Germline mutation rates have been found to be higher in males than in females in many organisms, a likely consequence of cell division being more frequent in spermatogenesis than in oogenesis. If the majority of mutations are due to DNA replication error, the male-to-female mutation rate ratio (αm) is expected to be similar to the ratio of the number of germ line cell divisions in males and females (c), an assumption that can be tested with proper estimates of αm and c. αm is usually estimated by comparing substitution rates in putatively neutral sequences on the sex chromosomes. However, substantial regional variation in substitution rates across chromosomes may bias estimates of αm based on the substitution rates of short sequences. To investigate regional substitution rate variation, we estimated sequence divergence in 16 gametologous introns located on the Z and W chromosomes of five bird species of the order Galliformes. Intron ends and potentially conserved blocks were excluded to reduce the effect of using sequences subject to negative selection. We found significant substitution rate variation within Z chromosome (G15 = 37.6, p = 0.0010) as well as within W chromosome introns (G15 = 44.0, p = 0.0001). This heterogeneity also affected the estimates of αm, which varied significantly, from 1.53 to 3.51, among the introns (ANOVA: F13,14 =2.68, p = 0.04). Our results suggest the importance of using extensive data sets from several genomic regions to avoid the effects of regional mutation rate variation and to ensure accurate estimates of αm.

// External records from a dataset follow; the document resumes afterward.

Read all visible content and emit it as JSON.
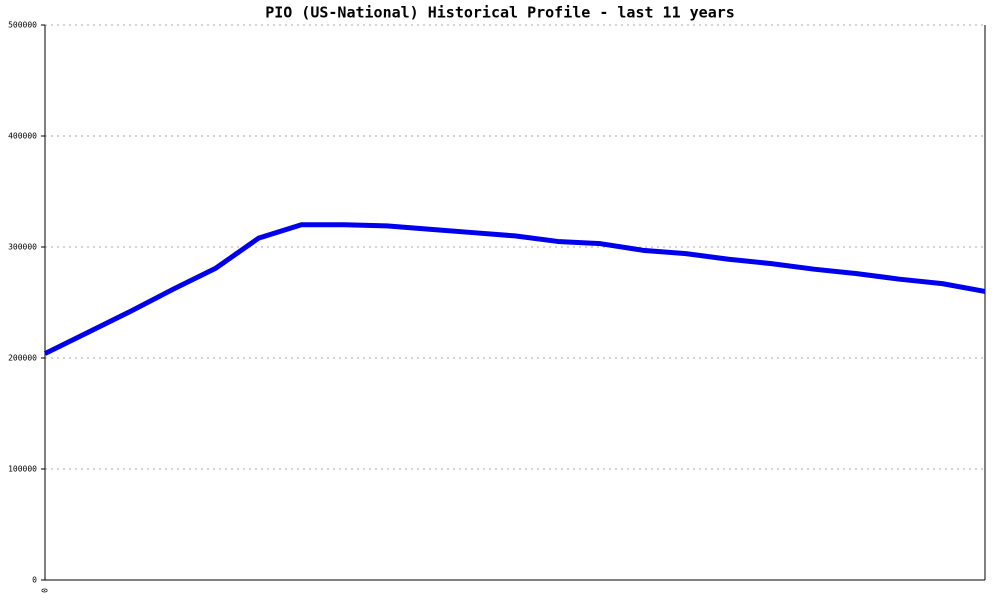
{
  "chart_data": {
    "type": "line",
    "title": "PIO (US-National) Historical Profile - last 11 years",
    "categories": [
      "0",
      null,
      null,
      null,
      null,
      null,
      null,
      null,
      null,
      null,
      null,
      null,
      null,
      null,
      null,
      null,
      null,
      null,
      null,
      null,
      null,
      null,
      null
    ],
    "series": [
      {
        "color": "#0000ee",
        "values": [
          204000,
          223000,
          242000,
          262000,
          281000,
          308000,
          320000,
          320000,
          319000,
          316000,
          313000,
          310000,
          305000,
          303000,
          297000,
          294000,
          289000,
          285000,
          280000,
          276000,
          271000,
          267000,
          260000
        ]
      }
    ],
    "ylim": [
      0,
      500000
    ],
    "yticks": [
      0,
      100000,
      200000,
      300000,
      400000,
      500000
    ],
    "grid": true
  }
}
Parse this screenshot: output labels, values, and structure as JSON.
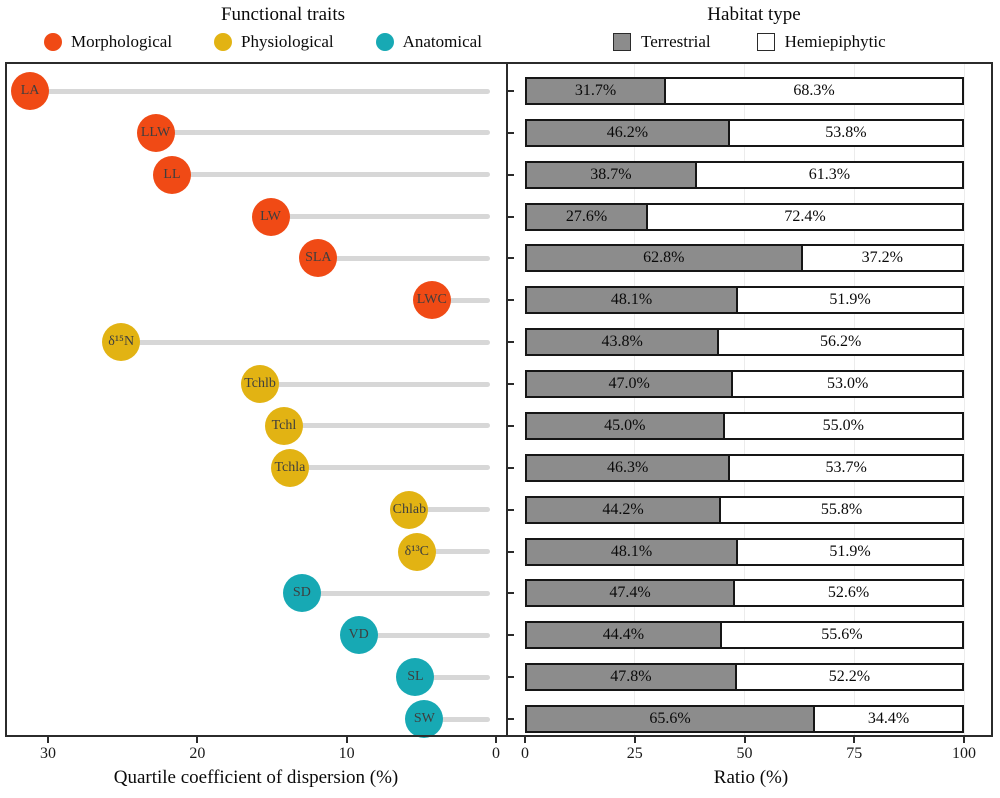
{
  "legend": {
    "functional_traits": {
      "title": "Functional traits",
      "items": [
        {
          "label": "Morphological",
          "color": "#F04A15"
        },
        {
          "label": "Physiological",
          "color": "#E2B313"
        },
        {
          "label": "Anatomical",
          "color": "#17A9B4"
        }
      ]
    },
    "habitat_type": {
      "title": "Habitat type",
      "items": [
        {
          "label": "Terrestrial",
          "color": "#8C8C8C"
        },
        {
          "label": "Hemiepiphytic",
          "color": "#FFFFFF"
        }
      ]
    }
  },
  "chart_data": [
    {
      "type": "scatter",
      "subtype": "lollipop",
      "title": "",
      "xlabel": "Quartile coefficient of dispersion (%)",
      "x_ticks": [
        30,
        20,
        10,
        0
      ],
      "x_axis_reversed": true,
      "xlim": [
        33,
        0
      ],
      "series_color_key": "trait_type",
      "points": [
        {
          "label": "LA",
          "trait_type": "Morphological",
          "qcd": 31.2
        },
        {
          "label": "LLW",
          "trait_type": "Morphological",
          "qcd": 22.8
        },
        {
          "label": "LL",
          "trait_type": "Morphological",
          "qcd": 21.7
        },
        {
          "label": "LW",
          "trait_type": "Morphological",
          "qcd": 15.1
        },
        {
          "label": "SLA",
          "trait_type": "Morphological",
          "qcd": 11.9
        },
        {
          "label": "LWC",
          "trait_type": "Morphological",
          "qcd": 4.3
        },
        {
          "label": "δ¹⁵N",
          "trait_type": "Physiological",
          "qcd": 25.1
        },
        {
          "label": "Tchlb",
          "trait_type": "Physiological",
          "qcd": 15.8
        },
        {
          "label": "Tchl",
          "trait_type": "Physiological",
          "qcd": 14.2
        },
        {
          "label": "Tchla",
          "trait_type": "Physiological",
          "qcd": 13.8
        },
        {
          "label": "Chlab",
          "trait_type": "Physiological",
          "qcd": 5.8
        },
        {
          "label": "δ¹³C",
          "trait_type": "Physiological",
          "qcd": 5.3
        },
        {
          "label": "SD",
          "trait_type": "Anatomical",
          "qcd": 13.0
        },
        {
          "label": "VD",
          "trait_type": "Anatomical",
          "qcd": 9.2
        },
        {
          "label": "SL",
          "trait_type": "Anatomical",
          "qcd": 5.4
        },
        {
          "label": "SW",
          "trait_type": "Anatomical",
          "qcd": 4.8
        }
      ]
    },
    {
      "type": "bar",
      "subtype": "stacked-horizontal",
      "title": "",
      "xlabel": "Ratio (%)",
      "x_ticks": [
        0,
        25,
        50,
        75,
        100
      ],
      "xlim": [
        0,
        100
      ],
      "grid": "light vertical gridlines at 25/50/75/100",
      "categories": [
        "LA",
        "LLW",
        "LL",
        "LW",
        "SLA",
        "LWC",
        "δ¹⁵N",
        "Tchlb",
        "Tchl",
        "Tchla",
        "Chlab",
        "δ¹³C",
        "SD",
        "VD",
        "SL",
        "SW"
      ],
      "series": [
        {
          "name": "Terrestrial",
          "values": [
            31.7,
            46.2,
            38.7,
            27.6,
            62.8,
            48.1,
            43.8,
            47.0,
            45.0,
            46.3,
            44.2,
            48.1,
            47.4,
            44.4,
            47.8,
            65.6
          ]
        },
        {
          "name": "Hemiepiphytic",
          "values": [
            68.3,
            53.8,
            61.3,
            72.4,
            37.2,
            51.9,
            56.2,
            53.0,
            55.0,
            53.7,
            55.8,
            51.9,
            52.6,
            55.6,
            52.2,
            34.4
          ]
        }
      ]
    }
  ],
  "axes": {
    "left_title": "Quartile coefficient of dispersion (%)",
    "right_title": "Ratio (%)",
    "left_ticks": [
      "30",
      "20",
      "10",
      "0"
    ],
    "right_ticks": [
      "0",
      "25",
      "50",
      "75",
      "100"
    ]
  },
  "colors": {
    "Morphological": "#F04A15",
    "Physiological": "#E2B313",
    "Anatomical": "#17A9B4",
    "terrestrial_fill": "#8C8C8C",
    "hemiepiphytic_fill": "#FFFFFF",
    "stem": "#D7D7D7",
    "frame": "#2B2B2B",
    "bar_border": "#161616"
  }
}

Segregation distortion in chicken and the evolutionary consequences of female meiotic drive in birds

As all four meiotic products give rise to sperm in males, female meiosis result in a single egg in most eukaryotes. Any genetic element with the potential to influence chromosome segregation, so that it is preferentially included in the egg, should therefore gain a transmission advantage; a process termed female meiotic drive. We are aware of two chromosomal components, centromeres and telomeres, which share the potential to influence chromosome movement during meioses and make the following predictions based on the presence of female meiotic drive: (1) centromere-binding proteins should experience rapid evolution as a result of a conflict between driving centromeres and the rest of the genome; and (2) segregation patterns should be skewed near centromeres and telomeres. To test these predictions, we first analyze the molecular evolution of seven centromere-binding proteins in nine divergent bird species. We find strong evidence for positive selection in two genes, lending support to the genomic conflict hypothesis. Then, to directly test for the presence of segregation distortion, we also investigate the transmission of ∼9000 single-nucleotide polymorphisms in 197 chicken families. By simulating fair Mendelian meioses, we locate chromosomal regions with statistically significant transmission ratio distortion. One region is located near the centromere on chromosome 1 and a second region is located near the telomere on the p-arm of chromosome 1. Although these observations do not provide conclusive evidence in favour of the meiotic drive/genome conflict hypothesis, they do lend support to the hypothesis that centromeres and telomeres drive during female meioses in chicken.